Un commerçant de 35 ans a décrit le passage de l’avion : « C’était un avion de chasse, très rapide, volant bas d’ouest en est. Il a largué une bombe en forme de boule de feu, et j’ai couru me réfugier sous un arbre. » Un éleveur de vaches, présent au marché au moment de l’explosion, a témoigné : « Le marché était en désordre, des étals étaient projetés à plusieurs mètres, des bœufs et des moutons déchiquetés gisaient partout. »

Un autre habitant a évoqué la découverte macabre des corps : « La deuxième épouse du chef était morte, ses bras arrachés. Puis nous avons trouvé les corps des deux enfants et d’un autre garçon projeté sur le toit par l’explosion. »

Des preuves accablantes

Des images satellites et une vidéo publiée par l’Africa Corps confirment la localisation des frappes à KyRnia. Deux cratères d’environ 12 mètres de diamètre, visibles dans la partie sud du village, attestent de l’utilisation de munitions aériennes lourdes. Neuf étals du marché ont été entièrement détruits, et plusieurs habitations ont été endommagées. Aucune trace de combattants n’a été relevée sur les sites frappés.

Un contexte militaire controversé

Le Groupe de soutien à l’islam et aux musulmans (GSIM), lié à Al-Qaïda, contrôle KyRnia depuis six ans. Des témoins ont affirmé qu’une centaine de ses combattants se trouvaient dans le village au moment des frappes, principalement à la mosquée ou près du magasin du chef. Cependant, ni la mosquée ni le magasin n’ont été touchés. Le GSIM stocke parfois des armes dans ce magasin, propriété du chef du village, un commerçant aisé. Un pick-up similaire à ceux utilisés par le groupe était garé devant sa résidence, bien que ses trois fils combattant pour le GSIM ne se trouvaient pas sur place au moment de l’attaque.

Le 23 juin, l’Africa Corps a revendiqué sur ses réseaux sociaux une frappe réussie contre un « lieu de rassemblement de groupes terroristes » dans la région de Mopti, publiant une vidéo des impacts. Une analyse géolocalisée a confirmé que ces images correspondaient bien aux événements de KyRnia.

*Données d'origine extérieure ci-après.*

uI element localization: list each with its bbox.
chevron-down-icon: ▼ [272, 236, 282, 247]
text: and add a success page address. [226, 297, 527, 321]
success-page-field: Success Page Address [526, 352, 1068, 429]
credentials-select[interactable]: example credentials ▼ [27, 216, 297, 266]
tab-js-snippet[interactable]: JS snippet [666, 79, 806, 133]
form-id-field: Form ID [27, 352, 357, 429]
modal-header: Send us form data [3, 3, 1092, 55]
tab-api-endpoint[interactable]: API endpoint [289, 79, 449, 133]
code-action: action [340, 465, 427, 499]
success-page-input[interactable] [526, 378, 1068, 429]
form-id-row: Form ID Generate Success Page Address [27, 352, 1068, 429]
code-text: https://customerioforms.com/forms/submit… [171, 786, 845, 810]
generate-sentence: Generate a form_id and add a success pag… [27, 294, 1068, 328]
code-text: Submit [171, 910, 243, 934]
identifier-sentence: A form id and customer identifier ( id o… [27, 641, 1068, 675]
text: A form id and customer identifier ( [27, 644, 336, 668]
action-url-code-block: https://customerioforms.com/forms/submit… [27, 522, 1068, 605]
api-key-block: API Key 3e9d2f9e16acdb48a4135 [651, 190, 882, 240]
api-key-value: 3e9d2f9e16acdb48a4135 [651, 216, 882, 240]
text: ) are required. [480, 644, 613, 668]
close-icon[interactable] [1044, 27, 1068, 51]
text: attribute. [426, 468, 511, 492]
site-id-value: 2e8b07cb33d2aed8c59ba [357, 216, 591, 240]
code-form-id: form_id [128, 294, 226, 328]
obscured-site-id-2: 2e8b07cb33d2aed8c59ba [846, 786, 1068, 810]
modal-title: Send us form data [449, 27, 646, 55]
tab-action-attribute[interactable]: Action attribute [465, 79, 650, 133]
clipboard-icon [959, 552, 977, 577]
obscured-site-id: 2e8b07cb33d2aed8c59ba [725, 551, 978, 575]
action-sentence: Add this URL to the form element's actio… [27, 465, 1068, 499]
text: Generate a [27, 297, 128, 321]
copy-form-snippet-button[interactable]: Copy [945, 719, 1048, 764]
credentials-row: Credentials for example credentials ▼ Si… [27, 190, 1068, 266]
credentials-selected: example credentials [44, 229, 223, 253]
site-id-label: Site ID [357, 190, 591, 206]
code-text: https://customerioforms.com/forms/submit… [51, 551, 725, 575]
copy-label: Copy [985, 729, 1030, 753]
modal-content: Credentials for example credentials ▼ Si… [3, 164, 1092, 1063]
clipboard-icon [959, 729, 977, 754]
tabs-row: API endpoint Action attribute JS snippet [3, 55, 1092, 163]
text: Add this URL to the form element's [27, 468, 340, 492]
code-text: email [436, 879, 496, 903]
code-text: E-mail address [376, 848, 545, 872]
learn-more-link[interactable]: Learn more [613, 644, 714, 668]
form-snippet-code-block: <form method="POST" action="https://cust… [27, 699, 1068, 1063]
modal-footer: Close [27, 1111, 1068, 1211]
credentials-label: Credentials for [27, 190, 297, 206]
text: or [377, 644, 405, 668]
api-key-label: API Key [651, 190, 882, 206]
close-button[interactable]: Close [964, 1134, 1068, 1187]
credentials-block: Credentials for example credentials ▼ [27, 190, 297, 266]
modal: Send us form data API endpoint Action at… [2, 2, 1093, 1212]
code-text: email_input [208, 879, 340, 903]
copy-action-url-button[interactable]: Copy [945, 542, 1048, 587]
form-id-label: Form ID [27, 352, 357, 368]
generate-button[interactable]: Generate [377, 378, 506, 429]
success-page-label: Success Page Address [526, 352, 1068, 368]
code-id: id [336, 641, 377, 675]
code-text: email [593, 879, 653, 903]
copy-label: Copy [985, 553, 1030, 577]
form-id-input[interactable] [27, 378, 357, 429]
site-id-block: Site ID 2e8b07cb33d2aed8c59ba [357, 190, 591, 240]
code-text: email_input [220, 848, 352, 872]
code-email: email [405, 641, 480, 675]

Des responsabilités à assumer

L’attaque soulève de graves questions sur le respect du droit international humanitaire. Les frappes semblent avoir été menées sans distinction claire entre civils et combattants, ni prise en compte des risques pour la population locale. Le droit de la guerre interdit en effet les attaques indiscriminées ou disproportionnées, ainsi que les ciblages de biens civils.

Les autorités maliennes, qui collaborent étroitement avec les forces russes, sont tenues d’enquêter sur cet incident et de sanctionner les responsables. « Le gouvernement malien ne peut se soustraire à ses obligations en invoquant les agissements de ses alliés », a rappelé une enquête indépendante. « Une junte qui ferme les yeux sur de tels crimes se rend complice de ces violations. »

Une surveillance préalable documentée

Des témoins ont confirmé qu’un drone avait survolé KyRnia la veille des frappes, suggérant une préparation minutieuse de l’opération. « J’ai vu un drone faire plusieurs tours au-dessus du village vers 16h30, avant de repartir », a déclaré un éleveur de chameaux. Cette observation renforce l’hypothèse d’une attaque ciblée, mais mal exécutée, entraînant des pertes civiles évitables.

Conclusion : l’urgence d’une enquête impartiale

Alors que le Mali reste en proie à une insécurité persistante depuis 2012, les frappes de l’Africa Corps illustrent les dangers d’une militarisation accrue du conflit. L’implication directe de la Russie, via des structures comme l’Africa Corps, soulève des inquiétudes quant au respect des normes internationales. La junte malienne doit désormais prouver sa volonté de protéger les civils et de faire la lumière sur ces exactions.